Stagent
Drive Claude Code through long tasks it would otherwise drop
54 followers
Drive Claude Code through long tasks it would otherwise drop
54 followers
Claude Code is great at starting long tasks — bad at finishing. It self-approves, patches symptoms, fakes TDD, stops at "code written." Stagent drives Claude Code through any state machine you define (e.g. plan → verify → review → ship). Different agents per stage - it can't self-approve or bail halfway. Describe your own workflow in plain English with /stagent:create, or fork one from the cookbook: stagent.worldstatelabs.com/cookbook Plus: live viewer, cross-machine resume.










Stagent
the failure mode that kills claude code on long tasks is silent context drift. confidence stays high while references to what we agreed 20 messages ago start disappearing. does stagent detect that, or lean on explicit checkpointing? curious if you found a signal that fires before the model thinks it's still on track. congrats on the launch and good luck :)
Stagent
@hiyamojo Great question, and you've put your finger on the real failure mode.

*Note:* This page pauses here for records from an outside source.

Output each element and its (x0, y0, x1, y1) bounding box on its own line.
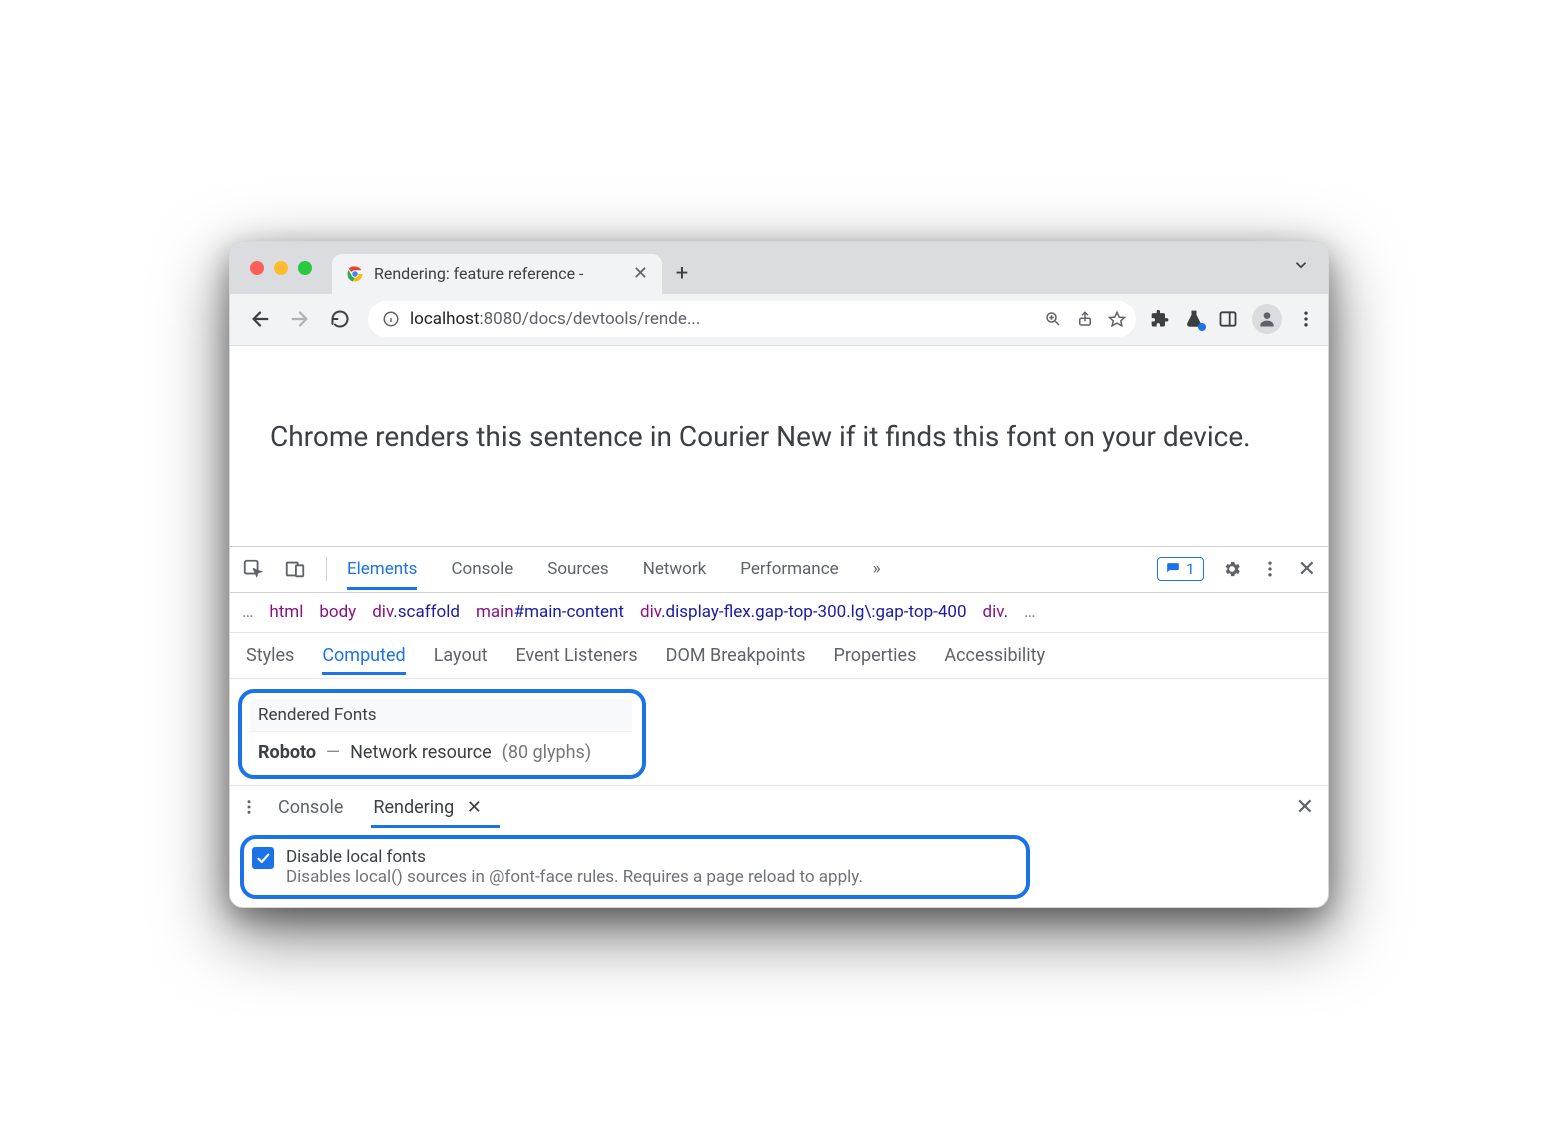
devtools-panel: Elements Console Sources Network Perform… (230, 546, 1328, 907)
page-text: Chrome renders this sentence in Courier … (270, 416, 1288, 458)
browser-tab[interactable]: Rendering: feature reference - ✕ (332, 254, 662, 294)
reload-button[interactable] (322, 301, 358, 337)
extensions-icon[interactable] (1150, 309, 1170, 329)
devtools-menu-icon[interactable] (1260, 559, 1280, 579)
tab-title: Rendering: feature reference - (374, 264, 623, 283)
subtab-dom-breakpoints[interactable]: DOM Breakpoints (666, 637, 806, 674)
bc-div-flex[interactable]: div.display-flex.gap-top-300.lg\:gap-top… (640, 602, 967, 622)
new-tab-button[interactable]: + (662, 254, 702, 294)
subtab-layout[interactable]: Layout (434, 637, 488, 674)
devtools-toolbar: Elements Console Sources Network Perform… (230, 547, 1328, 593)
share-icon[interactable] (1076, 310, 1094, 328)
issues-badge[interactable]: 1 (1157, 557, 1203, 581)
site-info-icon[interactable] (382, 310, 400, 328)
rendered-font-row: Roboto — Network resource (80 glyphs) (250, 732, 632, 767)
breadcrumb-ellipsis-right[interactable]: … (1024, 602, 1035, 622)
font-glyphs: (80 glyphs) (502, 742, 591, 763)
devtools-toolbar-right: 1 ✕ (1157, 557, 1316, 582)
close-drawer-tab-icon[interactable]: ✕ (467, 797, 482, 818)
back-button[interactable] (242, 301, 278, 337)
toolbar: localhost:8080/docs/devtools/rende... (230, 294, 1328, 346)
close-tab-icon[interactable]: ✕ (633, 263, 648, 284)
omnibox-actions (1044, 310, 1126, 328)
url-text: localhost:8080/docs/devtools/rende... (410, 309, 1034, 329)
browser-window: Rendering: feature reference - ✕ + local… (229, 241, 1329, 908)
subtab-styles[interactable]: Styles (246, 637, 294, 674)
devtools-main-tabs: Elements Console Sources Network Perform… (347, 549, 1137, 589)
tab-sources[interactable]: Sources (547, 549, 608, 589)
window-controls (250, 242, 312, 294)
chrome-favicon-icon (346, 265, 364, 283)
side-panel-icon[interactable] (1218, 309, 1238, 329)
zoom-icon[interactable] (1044, 310, 1062, 328)
tab-strip: Rendering: feature reference - ✕ + (230, 242, 1328, 294)
separator (326, 557, 327, 581)
bc-body[interactable]: body (319, 602, 356, 622)
more-tabs-icon[interactable]: » (873, 549, 881, 589)
tabs-dropdown-icon[interactable] (1292, 256, 1310, 274)
rendered-fonts-block: Rendered Fonts Roboto — Network resource… (238, 689, 646, 779)
forward-button[interactable] (282, 301, 318, 337)
profile-avatar-icon[interactable] (1252, 304, 1282, 334)
toolbar-right (1150, 304, 1316, 334)
bookmark-star-icon[interactable] (1108, 310, 1126, 328)
chrome-menu-icon[interactable] (1296, 309, 1316, 329)
setting-description: Disables local() sources in @font-face r… (286, 867, 863, 887)
drawer-menu-icon[interactable] (240, 798, 258, 816)
tab-performance[interactable]: Performance (740, 549, 838, 589)
subtab-computed[interactable]: Computed (322, 637, 405, 674)
dom-breadcrumb[interactable]: … html body div.scaffold main#main-conte… (230, 593, 1328, 633)
setting-text: Disable local fonts Disables local() sou… (286, 847, 863, 887)
breadcrumb-ellipsis-left[interactable]: … (242, 602, 253, 622)
tab-elements[interactable]: Elements (347, 549, 417, 589)
device-toolbar-icon[interactable] (284, 558, 306, 580)
font-source: Network resource (350, 742, 492, 763)
subtab-accessibility[interactable]: Accessibility (944, 637, 1045, 674)
inspect-element-icon[interactable] (242, 558, 264, 580)
disable-local-fonts-setting[interactable]: Disable local fonts Disables local() sou… (244, 839, 1026, 895)
checkbox-checked-icon[interactable] (252, 847, 274, 869)
settings-gear-icon[interactable] (1222, 559, 1242, 579)
page-content: Chrome renders this sentence in Courier … (230, 346, 1328, 546)
bc-div-scaffold[interactable]: div.scaffold (372, 602, 460, 622)
issues-count: 1 (1186, 560, 1194, 578)
close-devtools-icon[interactable]: ✕ (1298, 557, 1316, 582)
tab-console[interactable]: Console (451, 549, 513, 589)
elements-subtabs: Styles Computed Layout Event Listeners D… (230, 633, 1328, 679)
maximize-window-button[interactable] (298, 261, 312, 275)
minimize-window-button[interactable] (274, 261, 288, 275)
subtab-event-listeners[interactable]: Event Listeners (516, 637, 638, 674)
dash: — (326, 742, 340, 763)
labs-icon[interactable] (1184, 309, 1204, 329)
rendered-fonts-heading: Rendered Fonts (250, 699, 632, 732)
font-name: Roboto (258, 742, 316, 763)
subtab-properties[interactable]: Properties (834, 637, 917, 674)
bc-div-trail[interactable]: div. (983, 602, 1009, 622)
close-window-button[interactable] (250, 261, 264, 275)
close-drawer-icon[interactable]: ✕ (1296, 795, 1314, 820)
tab-network[interactable]: Network (643, 549, 707, 589)
drawer-tab-rendering[interactable]: Rendering ✕ (363, 791, 491, 824)
setting-title: Disable local fonts (286, 847, 863, 867)
bc-html[interactable]: html (269, 602, 303, 622)
drawer-tabs: Console Rendering ✕ ✕ (230, 785, 1328, 829)
bc-main[interactable]: main#main-content (476, 602, 624, 622)
address-bar[interactable]: localhost:8080/docs/devtools/rende... (368, 301, 1136, 337)
drawer-tab-console[interactable]: Console (268, 791, 353, 824)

Honest answer: stagent doesn't try to detect silent drift — there's no reliable signal that fires before the model thinks it's on track (if there were, that'd be a paper, not a feature). High confidence plus decaying recall is exactly the case where introspection fails, so we don't lean on it. Instead the design assumption is that drift is inevitable on long horizons, so the goal is to bound its blast radius rather than catch it mid-thought:
- Work is a state machine of discrete stages (plan, execute, review, QA, deploy). The agreed plan is written to a file at stage 1 and is a required input that later stages re-read from disk — not from conversation memory. "What we agreed 20 messages ago" isn't recalled, it's reloaded.
- Each stage emits an artifact with an epoch stamp; transitions only happen through a gate that validates the artifact exists with the right epoch. A stale or contradictory artifact can't silently advance the machine.
- Subagents don't inherit the main thread's drifting context — they bootstrap fresh from the state file plus the plan, so a 200k-token-deep conversation isn't the substrate the actual work runs on.
So: explicit, externalized checkpointing — but structural, not "write a summary every N turns." The bet is that re-grounding every stage in files beats trying to keep one long context coherent. It doesn't catch drift; it makes drift mostly not matter.
Honestly the 'fakes TDD' observation is what got me. It's such a specific and accurate description of the failure mode. Claude Code is weirdly good at looking like it's following process while quietly skipping the hard parts. The state machine idea makes sense because you're basically saying the workflow shouldn't live inside the model's context where it can conveniently forget it. Does the cross-machine resume store the full context or just the stage outputs? Wondering how much of the 'memory' of earlier stages carries forward.